PROYEKSI SUPRASPINAL

• Ada proyeksi yang kuat dari tanduk dorsal


superfisial dan dalam ke lateral thalamus
(saluran spinothalamic). Jalur "klasik" ini
diproyeksikan ke korteks somatosensori (S1)
dan terjemahkan sebagai bagian integral
dalam diskriminasi sensorik nyeri, yaitu, di
mana itu, apakah itu tajam, apakah panas, dan
sebagainya
• Ujung dorsal superfisial memiliki proyeksi unik
ke posterior thalamus (VMpo). Inti ini, pada
gilirannya, memproyeksikan ke posterior
insula cortex. Area ini, baru-baru ini, telah
diusulkan sebagai pusat nyeri kortikal yang
unik serta untuk terlibat dalam kontrol
homeostatik dari lingkungan internal,
termasuk integritas jaringan.
• Bagian ventrocaudal dari medial dorsal thalamus
(MDvc) juga menerima input eksklusif dari lamina
I. Area ini memproyeksikan ke korteks cingulate
anterior. Jalur medial ini cenderung mewakili
komponen motivasi afektif untuk nyeri.
• Jalur lain berkontribusi pada perubahan fungsi
otonom bersamaan dengan nyeri, termasuk
saluran spinoreticular dan spinomesencephalic.
INFORMASI LEBIH LANJUT
• Sorkin LS, Wallace MS. Acute pain mechanisms.
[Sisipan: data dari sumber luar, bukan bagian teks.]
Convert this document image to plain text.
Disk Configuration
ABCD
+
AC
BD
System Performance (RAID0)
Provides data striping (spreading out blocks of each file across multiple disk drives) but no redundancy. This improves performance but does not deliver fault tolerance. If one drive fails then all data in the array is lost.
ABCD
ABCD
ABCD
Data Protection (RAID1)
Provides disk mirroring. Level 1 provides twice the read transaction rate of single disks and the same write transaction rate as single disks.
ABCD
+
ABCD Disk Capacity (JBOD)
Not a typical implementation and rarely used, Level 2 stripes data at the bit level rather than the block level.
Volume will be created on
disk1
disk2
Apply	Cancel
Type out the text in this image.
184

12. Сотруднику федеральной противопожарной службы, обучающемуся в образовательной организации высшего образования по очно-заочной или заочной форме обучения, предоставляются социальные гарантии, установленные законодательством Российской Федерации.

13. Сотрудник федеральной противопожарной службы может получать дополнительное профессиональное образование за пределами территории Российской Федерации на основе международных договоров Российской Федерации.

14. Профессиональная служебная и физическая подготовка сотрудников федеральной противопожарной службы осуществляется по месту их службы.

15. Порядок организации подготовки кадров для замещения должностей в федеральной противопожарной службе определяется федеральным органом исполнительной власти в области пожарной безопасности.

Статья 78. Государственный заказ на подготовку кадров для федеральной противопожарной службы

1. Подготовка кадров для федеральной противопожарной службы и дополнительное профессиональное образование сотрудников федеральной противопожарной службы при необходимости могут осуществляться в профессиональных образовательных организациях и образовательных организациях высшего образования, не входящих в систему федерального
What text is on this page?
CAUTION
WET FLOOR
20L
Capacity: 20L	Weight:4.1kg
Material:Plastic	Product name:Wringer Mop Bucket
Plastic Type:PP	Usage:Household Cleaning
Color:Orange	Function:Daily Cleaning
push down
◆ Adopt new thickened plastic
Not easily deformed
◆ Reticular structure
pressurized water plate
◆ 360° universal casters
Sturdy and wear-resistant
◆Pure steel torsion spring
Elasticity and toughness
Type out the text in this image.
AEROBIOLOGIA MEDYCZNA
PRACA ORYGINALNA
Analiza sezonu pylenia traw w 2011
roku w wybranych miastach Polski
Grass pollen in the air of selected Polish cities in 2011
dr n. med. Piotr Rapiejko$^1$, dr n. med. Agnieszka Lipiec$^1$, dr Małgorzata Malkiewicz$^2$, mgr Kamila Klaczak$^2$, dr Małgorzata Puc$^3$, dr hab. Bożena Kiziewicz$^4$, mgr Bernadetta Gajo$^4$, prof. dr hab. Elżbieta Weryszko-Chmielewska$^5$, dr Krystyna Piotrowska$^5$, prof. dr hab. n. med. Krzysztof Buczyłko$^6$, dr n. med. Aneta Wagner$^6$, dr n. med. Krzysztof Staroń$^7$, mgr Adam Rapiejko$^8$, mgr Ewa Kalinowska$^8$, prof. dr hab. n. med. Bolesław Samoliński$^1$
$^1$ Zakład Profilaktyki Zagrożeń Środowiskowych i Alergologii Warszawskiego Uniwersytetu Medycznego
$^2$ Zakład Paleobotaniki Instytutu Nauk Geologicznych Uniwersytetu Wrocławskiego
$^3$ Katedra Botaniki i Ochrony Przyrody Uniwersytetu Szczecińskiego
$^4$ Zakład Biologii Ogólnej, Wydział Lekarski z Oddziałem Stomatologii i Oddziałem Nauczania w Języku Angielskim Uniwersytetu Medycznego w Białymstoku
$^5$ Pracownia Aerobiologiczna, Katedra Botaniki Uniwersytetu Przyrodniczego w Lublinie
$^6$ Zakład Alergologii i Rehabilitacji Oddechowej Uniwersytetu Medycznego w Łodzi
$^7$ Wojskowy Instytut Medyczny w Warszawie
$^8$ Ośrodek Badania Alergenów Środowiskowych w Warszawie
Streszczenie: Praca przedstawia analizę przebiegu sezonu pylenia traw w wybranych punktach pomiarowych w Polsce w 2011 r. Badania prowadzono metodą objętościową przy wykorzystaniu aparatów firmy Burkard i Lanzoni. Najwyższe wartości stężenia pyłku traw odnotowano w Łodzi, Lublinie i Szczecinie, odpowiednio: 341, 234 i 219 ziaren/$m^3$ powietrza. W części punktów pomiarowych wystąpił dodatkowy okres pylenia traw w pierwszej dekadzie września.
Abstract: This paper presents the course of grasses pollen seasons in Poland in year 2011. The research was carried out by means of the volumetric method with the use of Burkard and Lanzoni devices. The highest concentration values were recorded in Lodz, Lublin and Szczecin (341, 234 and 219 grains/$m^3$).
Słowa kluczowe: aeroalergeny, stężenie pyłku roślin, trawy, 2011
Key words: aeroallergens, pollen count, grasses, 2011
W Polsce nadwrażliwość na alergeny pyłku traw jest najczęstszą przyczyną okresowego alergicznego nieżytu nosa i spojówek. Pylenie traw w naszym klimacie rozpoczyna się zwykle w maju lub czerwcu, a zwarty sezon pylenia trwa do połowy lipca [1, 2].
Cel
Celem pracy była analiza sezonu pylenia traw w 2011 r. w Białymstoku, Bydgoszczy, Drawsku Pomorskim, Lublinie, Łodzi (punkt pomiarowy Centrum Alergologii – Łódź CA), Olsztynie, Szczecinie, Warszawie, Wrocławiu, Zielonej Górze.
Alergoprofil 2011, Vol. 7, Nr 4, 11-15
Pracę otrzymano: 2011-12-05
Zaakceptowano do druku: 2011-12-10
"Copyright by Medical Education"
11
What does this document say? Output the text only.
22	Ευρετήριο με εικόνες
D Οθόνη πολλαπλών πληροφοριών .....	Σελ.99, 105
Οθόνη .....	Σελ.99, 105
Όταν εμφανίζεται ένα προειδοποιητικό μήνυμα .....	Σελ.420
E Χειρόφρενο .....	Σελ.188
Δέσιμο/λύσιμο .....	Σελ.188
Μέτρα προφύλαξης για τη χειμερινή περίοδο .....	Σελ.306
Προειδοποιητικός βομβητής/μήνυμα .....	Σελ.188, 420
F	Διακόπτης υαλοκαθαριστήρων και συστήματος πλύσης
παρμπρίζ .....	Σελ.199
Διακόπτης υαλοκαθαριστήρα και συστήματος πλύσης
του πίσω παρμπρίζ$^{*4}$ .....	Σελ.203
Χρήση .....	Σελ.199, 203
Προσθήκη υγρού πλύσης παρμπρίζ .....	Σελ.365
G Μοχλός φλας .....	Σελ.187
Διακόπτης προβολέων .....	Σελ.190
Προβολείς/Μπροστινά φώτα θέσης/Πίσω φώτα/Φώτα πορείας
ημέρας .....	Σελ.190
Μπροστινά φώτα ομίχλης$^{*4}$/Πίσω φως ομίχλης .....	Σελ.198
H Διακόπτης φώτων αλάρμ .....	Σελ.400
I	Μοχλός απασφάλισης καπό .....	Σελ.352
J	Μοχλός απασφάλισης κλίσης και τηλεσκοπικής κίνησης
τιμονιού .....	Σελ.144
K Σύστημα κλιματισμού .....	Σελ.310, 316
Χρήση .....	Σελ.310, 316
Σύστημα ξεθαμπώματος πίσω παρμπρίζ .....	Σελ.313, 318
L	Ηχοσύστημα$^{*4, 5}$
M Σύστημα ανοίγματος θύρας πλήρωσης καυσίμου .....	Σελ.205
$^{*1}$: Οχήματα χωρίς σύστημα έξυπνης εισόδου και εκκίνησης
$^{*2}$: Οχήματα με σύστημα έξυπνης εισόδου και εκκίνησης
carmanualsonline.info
Surg Clin North Am. 1999;79:213–230.
• Wallace MS, Dunn JS, Yaksh TL. Pain: Nociceptive
and neuropathic mechanisms with clinical
correlates. Anesthesiol Clin North Am.
1997;15:229–334.
• Yaksh TL, Lynch C, Zapol WM, Maze M, Biebuyck
JF, Saidman LJ. Anesthesia: Biologic Foundations.
Philadelphia: Lippincott–Raven; 1998:471–718.